Britain became known during the pandemic for its speed in authorizing vaccines. It was the first country in the world to approve a coronavirus vaccine tested in a large clinical trial when it granted emergency use authorization to the Pfizer-BioNTech shot last December.

Suerie Moon, co-director of the Global Health Center in Geneva, said the first approval of molnupiravir is "very significant in terms of giving patients and the public at large confidence that this treatment can be widely used."

William Fischer, a pulmonary and critical-care physician and professor at the University of North Carolina at Chapel Hill, said the pill presents a chance to help overcome the inequities in access to treatment and prevention of the virus that have marked the pandemic. The pill is notably easy to use compared with monoclonal antibodies, a costly treatment that is infused or injected.

"Supply and the ability to provide these monoclonal antibodies is extraordinarily limited to really resource-rich countries," said Fischer, who helped lead the Phase 2 clinical trial of molnupiravir.

He added, "This pill does play a really important role in terms of making sure that people have equal access to care."

Virologists have said they are hopeful that as well as limiting the risk of developing severe illness, the treatment could help reduce transmission of the virus, too. And, since the pill can be picked up from a pharmacy and taken at home, Fischer said it will help prevent hospitals from becoming overwhelmed by covid-19 patients and having to put off other types of care.

The United States has made an advance purchase of 1.7 million courses of molnupiravir at a cost of about $1.2 billion, or roughly $700 per treatment course. Other countries have also reached agreements with Merck to buy the pills, including Australia, Singapore and South Korea.

The U.S. drugmaker said that it expects to produce 10 million courses of the treatment by the end of this year, along with at least 20 million in 2022, and that it plans to adopt a "tiered pricing approach" taking into account each country's ability to pay.

The firm has also agreed to share its license for the pill with several Indian manufacturers and with the Medicines Patent Pool, a U.N.-backed nonprofit organization, to allow production around the world and help boost access to more than 100 low- and middle-income countries. The move stood out in a pandemic that has seen pharmaceutical companies lobbying to keep rights to vaccines. More than 50 pharmaceutical companies from around the world have inquired about the molnupiravir license agreement, the Medicines Patent Pool said Thursday.
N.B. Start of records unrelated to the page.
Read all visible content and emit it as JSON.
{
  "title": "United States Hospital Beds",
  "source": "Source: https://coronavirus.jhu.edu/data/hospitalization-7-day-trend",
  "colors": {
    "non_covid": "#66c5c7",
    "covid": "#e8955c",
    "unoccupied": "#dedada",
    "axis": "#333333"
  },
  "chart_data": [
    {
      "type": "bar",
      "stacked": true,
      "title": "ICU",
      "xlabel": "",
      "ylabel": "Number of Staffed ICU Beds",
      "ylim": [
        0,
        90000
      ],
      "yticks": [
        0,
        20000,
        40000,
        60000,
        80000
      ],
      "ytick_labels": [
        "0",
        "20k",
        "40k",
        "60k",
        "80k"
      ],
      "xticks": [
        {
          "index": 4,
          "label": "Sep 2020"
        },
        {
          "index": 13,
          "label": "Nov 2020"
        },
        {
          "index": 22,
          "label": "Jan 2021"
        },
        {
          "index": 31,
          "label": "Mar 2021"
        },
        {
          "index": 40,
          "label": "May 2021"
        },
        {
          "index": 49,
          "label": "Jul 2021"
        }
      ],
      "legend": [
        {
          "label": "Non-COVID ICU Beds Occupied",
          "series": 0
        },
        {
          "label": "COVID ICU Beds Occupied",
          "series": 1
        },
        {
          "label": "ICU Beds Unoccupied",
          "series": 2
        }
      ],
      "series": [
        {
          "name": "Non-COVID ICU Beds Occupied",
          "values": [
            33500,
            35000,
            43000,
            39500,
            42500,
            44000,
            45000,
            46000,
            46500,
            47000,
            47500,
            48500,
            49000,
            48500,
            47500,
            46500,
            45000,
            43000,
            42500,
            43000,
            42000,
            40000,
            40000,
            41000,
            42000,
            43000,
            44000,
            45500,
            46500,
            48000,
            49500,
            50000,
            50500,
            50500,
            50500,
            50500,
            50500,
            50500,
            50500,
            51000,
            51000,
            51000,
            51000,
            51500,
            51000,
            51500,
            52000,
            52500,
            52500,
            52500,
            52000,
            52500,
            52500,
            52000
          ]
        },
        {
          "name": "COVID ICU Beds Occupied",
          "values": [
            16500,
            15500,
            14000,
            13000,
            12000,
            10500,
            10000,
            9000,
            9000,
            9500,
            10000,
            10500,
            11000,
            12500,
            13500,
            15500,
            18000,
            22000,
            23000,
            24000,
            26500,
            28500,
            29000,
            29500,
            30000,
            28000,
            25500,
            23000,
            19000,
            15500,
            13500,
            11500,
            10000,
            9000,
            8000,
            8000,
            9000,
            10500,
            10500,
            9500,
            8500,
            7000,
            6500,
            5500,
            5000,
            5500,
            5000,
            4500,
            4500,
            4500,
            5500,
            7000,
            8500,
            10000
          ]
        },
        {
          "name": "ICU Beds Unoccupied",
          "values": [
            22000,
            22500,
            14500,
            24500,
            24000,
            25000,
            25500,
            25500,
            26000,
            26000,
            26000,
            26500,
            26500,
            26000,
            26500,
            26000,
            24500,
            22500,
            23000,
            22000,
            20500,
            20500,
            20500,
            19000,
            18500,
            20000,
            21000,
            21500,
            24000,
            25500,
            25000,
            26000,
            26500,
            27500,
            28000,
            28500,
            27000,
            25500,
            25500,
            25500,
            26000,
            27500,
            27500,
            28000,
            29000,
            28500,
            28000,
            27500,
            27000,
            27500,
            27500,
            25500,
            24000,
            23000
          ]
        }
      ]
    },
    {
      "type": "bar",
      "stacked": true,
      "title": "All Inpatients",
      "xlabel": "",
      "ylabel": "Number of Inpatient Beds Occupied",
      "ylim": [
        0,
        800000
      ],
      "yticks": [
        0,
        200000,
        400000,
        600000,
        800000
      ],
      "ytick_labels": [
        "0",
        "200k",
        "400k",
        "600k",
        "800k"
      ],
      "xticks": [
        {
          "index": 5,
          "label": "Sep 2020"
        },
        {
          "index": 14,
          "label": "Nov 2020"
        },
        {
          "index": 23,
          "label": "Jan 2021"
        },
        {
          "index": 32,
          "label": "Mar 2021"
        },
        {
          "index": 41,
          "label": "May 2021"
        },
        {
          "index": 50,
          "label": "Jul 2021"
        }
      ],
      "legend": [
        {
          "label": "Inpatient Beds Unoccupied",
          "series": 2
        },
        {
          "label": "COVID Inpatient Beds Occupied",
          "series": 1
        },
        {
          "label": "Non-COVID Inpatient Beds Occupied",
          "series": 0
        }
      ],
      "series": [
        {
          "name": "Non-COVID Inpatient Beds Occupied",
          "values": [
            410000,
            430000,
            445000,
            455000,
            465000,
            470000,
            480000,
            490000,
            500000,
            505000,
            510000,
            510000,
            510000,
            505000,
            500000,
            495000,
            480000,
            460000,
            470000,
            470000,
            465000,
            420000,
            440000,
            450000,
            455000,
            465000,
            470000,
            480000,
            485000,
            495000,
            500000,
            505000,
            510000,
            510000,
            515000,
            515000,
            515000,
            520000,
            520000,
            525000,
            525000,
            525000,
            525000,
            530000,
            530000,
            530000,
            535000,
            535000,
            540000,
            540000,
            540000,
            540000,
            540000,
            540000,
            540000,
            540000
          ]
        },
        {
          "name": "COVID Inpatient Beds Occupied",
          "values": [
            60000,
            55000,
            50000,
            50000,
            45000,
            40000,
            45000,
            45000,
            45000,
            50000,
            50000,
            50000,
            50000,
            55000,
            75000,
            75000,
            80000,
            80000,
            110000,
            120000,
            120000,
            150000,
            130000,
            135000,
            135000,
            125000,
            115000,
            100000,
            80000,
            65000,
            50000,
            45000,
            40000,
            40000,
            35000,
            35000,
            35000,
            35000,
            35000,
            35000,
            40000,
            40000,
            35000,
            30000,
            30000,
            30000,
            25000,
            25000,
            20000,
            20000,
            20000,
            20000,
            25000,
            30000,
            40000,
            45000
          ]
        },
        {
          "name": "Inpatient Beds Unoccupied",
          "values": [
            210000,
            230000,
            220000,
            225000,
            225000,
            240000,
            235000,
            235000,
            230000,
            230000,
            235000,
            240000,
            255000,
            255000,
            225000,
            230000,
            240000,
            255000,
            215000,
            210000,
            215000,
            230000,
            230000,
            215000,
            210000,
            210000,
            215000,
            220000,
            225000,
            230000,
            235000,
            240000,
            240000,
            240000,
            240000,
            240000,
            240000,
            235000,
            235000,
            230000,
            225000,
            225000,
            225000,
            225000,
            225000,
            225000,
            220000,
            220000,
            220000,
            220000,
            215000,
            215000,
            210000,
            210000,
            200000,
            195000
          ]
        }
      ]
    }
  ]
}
The U.K. approval marks "an important step," Hervé Verhoosel, spokesman for Unitaid, a global health agency hosted by the World Health Organization, said in a statement.

"One of the most pressing challenges is now to guarantee a quality-assured generic market at lowest possible price and as rapidly as possible after relevant authorizations for all low- and middle-income countries," Verhoosel said, adding that Unitaid and its partners are working to address potential market challenges in developing countries.

Advocacy organizations, however, have criticized Merck for leaving out upper-middle-income countries hit hard by the pandemic. Some are calling for the company to give up its patent for the drug.

"Pills are easier to manufacture and distribute in countries with insecure infrastructure so it's vital that Merck releases the patent and trade secrets for this drug," Tim Bierly, pharma campaigner at the U.K.-based organization Global Justice Now, said in a statement Thursday.

The drug - which received a type of conditional marketing authorization for products that fulfill an unmet medical need - will go by the name Lagevrio in Britain. It works by introducing errors that garble the genetic code of the virus and prevent it from making copies of itself. The window in which it can be administered and still work may be narrow, though, and the British regulator recommended taking it "as soon as possible" after a positive coronavirus test and within five days of symptoms onset.

The U.K. health secretary, Javid, called it "an excellent addition to our armory," while urging people to keep getting their coronavirus shots. Doctors maintain the vaccines remain the principal tool against the coronavirus, as they seek to help prevent people from catching it rather than treating the disease after infection.